As part of the reEarth project, a group of researchers fronted by William Victor Camilleri and Danilo Sampaio from the Interactive Architecture Lab at University College London, have created the “Hortum machina B” – a rolling ecological exoskeleton.
“Half garden, half machine,” Hortum machina B is a “new cybernetic lifeform” that has been rolling round London’s streets, relying on the intelligence of plant life to guide its way through the capital.
Consisting of twelve plant-based modules derived from a British ecological background, protruding arms extend to alter the module’s center of gravity allowing it to move in the direction of choice. While this may sound like a painfully laborious way of getting around, Hortum machina B sheds light on the possible future of “bio-cooperative interaction between people and nature, within the built environment”.

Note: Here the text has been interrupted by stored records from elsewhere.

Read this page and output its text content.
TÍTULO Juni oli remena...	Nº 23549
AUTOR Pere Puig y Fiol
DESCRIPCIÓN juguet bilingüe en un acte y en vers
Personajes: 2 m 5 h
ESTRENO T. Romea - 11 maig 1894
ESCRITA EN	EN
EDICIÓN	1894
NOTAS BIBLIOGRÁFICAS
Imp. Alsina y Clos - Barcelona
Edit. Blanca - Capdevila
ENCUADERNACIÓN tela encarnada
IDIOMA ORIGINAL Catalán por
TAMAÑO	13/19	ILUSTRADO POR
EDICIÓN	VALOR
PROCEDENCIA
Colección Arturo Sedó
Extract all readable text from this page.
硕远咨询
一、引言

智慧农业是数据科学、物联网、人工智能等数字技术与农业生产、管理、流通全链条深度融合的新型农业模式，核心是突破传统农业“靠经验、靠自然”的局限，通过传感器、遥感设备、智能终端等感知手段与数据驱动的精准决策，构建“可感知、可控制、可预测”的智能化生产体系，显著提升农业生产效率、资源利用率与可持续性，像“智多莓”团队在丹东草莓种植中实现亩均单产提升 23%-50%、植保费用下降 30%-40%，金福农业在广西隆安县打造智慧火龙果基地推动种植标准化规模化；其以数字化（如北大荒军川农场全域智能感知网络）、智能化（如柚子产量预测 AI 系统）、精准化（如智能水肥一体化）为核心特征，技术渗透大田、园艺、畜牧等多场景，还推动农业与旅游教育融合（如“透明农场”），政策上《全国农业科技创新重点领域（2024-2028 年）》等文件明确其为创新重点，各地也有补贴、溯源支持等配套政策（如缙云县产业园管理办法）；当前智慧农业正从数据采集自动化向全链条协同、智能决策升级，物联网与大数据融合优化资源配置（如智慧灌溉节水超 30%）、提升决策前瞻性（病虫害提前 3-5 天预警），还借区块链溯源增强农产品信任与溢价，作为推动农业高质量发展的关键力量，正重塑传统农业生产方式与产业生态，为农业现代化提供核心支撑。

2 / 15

Electro-physiological sensors measure the state of individual plants, facilitating the collective and subsequently “democratic” decision making that the module undertakes. Inside the structure, a robotic “brain” is made up of electrodes that receive sensory information from the physiological responses of the plants to their environment. As a result, information processed from the electro-physiological sensors (in relation to every other sensor) essentially dictate the module’s orientation and mobility.
For example, a plants’ reaction to a change in either light, humidity, and temperature is transmitted to a sensor which relays that information to the robotic brain core which then, after taking into account all the other information it is being fed, decides what to do.
“While plants lack a nervous system, they can, much like animals, become electro-chemically stimulated by their surrounding environment,” the researchers say on their website. “Through the study of plant electro-physiology, we have wired their primitive ‘intelligence’ into the control-loop of an autonomous robotic ecosystem. ”
The Hortum machina B also signifies another step in the direction of autonomous mobility, though in this case using plant-life as the primary sensory “driver”. “Hortum machina B is a speculative urban cyber-gardener,” the group say.